Founders often receive restricted stock, which is stock that vests over time (for a refresher, check out our post on vesting). Section 83(b) allows founders to choose when they are taxed on restricted stock, either when they are granted rights to the stock or when the stock actually vests.
Section 83(a) of the Internal Revenue Code provides that founders will not recognize the value of stock until it vests. Usually delaying (and minimizing) taxes is a primary goal of tax planning. Under 83(a), founders would be required to recognize the value of the vesting stock at the time the stock vests, not at the time that the stock rights were granted.
In contrast, Section 83(b) allows founders to recognize the entire value of the stock at the time the rights in the stock are granted. Because founders typically receive restricted stock at the time of formation, the fair market value of the stock is nominal and there is no recognizable gain upon receipt of the founders stock, and thus no taxable income to recognize.

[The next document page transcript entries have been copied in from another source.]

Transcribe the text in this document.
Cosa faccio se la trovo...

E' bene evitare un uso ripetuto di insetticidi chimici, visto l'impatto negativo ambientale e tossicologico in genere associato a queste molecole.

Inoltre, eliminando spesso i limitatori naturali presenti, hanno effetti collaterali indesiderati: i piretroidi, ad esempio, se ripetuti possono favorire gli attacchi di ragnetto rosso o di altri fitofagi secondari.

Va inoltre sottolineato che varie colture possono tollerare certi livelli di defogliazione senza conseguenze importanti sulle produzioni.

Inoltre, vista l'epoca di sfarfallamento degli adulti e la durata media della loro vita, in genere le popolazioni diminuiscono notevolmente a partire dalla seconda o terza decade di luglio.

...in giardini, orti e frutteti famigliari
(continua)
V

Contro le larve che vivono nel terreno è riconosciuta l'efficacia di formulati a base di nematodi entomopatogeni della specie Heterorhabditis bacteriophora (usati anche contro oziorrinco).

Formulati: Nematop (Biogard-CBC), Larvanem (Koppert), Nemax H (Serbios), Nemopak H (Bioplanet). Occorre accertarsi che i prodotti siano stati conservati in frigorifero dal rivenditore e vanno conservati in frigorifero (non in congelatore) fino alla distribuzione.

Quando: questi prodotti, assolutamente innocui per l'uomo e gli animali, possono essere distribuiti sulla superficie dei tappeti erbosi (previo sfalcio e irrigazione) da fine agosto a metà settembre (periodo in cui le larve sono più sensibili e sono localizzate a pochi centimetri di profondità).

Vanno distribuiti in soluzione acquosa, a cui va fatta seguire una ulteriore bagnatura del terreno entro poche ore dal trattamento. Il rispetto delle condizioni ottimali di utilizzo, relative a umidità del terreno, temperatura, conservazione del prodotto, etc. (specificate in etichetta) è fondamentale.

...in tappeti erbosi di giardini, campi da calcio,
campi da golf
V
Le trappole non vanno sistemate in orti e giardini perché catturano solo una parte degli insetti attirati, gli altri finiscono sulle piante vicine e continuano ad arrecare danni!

Where restricted stock is expected to appreciate significantly in value it would be wise to recognize the taxable income on the stock at the time the rights are acquired, and not at the time when the stock vests.
Time is of the Essence
After you receive your vested stock you only have 30 days to file your 83(b) election. If you fail to make your election within this time period, you lose all rights to make such an election.
A Horror Story
In the highly recommended book Do More Faster by Brad Feld and David Cohen, Matt Galligan tells a story about how he sold his first company to AOL and learned the hard way about 83(b) elections. His lawyer had given him a form to fill out and mail to the IRS, but the form never made it to the mailbox. Matt’s company had appreciated significantly in value between formation and sale to AOL. He ended up paying way more tax than he would have if he sent his 83(b) election to the IRS.
Making an 83(b) Election
Your statement must be sent to the IRS and indicate that you are making the election under section 83(b) of the code. To satisfy section 1.83-2(e) of the treasury regulations, your statement must have the following information:
(1) The name, address and taxpayer identification number of the taxpayer;
(2) A description of each property with respect to which the election is being made;
(3) The date or dates on which the property is transferred and the taxable year (for example, “calendar year 1970” or “fiscal year ending May 31, 1970”) for which such election was made;
(4) The nature of the restriction or restrictions to which the property is subject;
(5) The fair market value at the time of transfer (determined without regard to any lapse restriction, as defined in §1.83–3(i)) of each property with respect to which the election is being made;
(6) The amount (if any) paid for such property; and
(7) With respect to elections made after July 21, 1978, a statement to the effect that copies have been furnished to other persons as provided in paragraph (d) of this section.
If you’re a founder who’s about to receive restricted stock, make sure you at least talk to your lawyer or CPA about filing an 83(b) election; it could save you from donating piles of hard-earned cash to the IRS.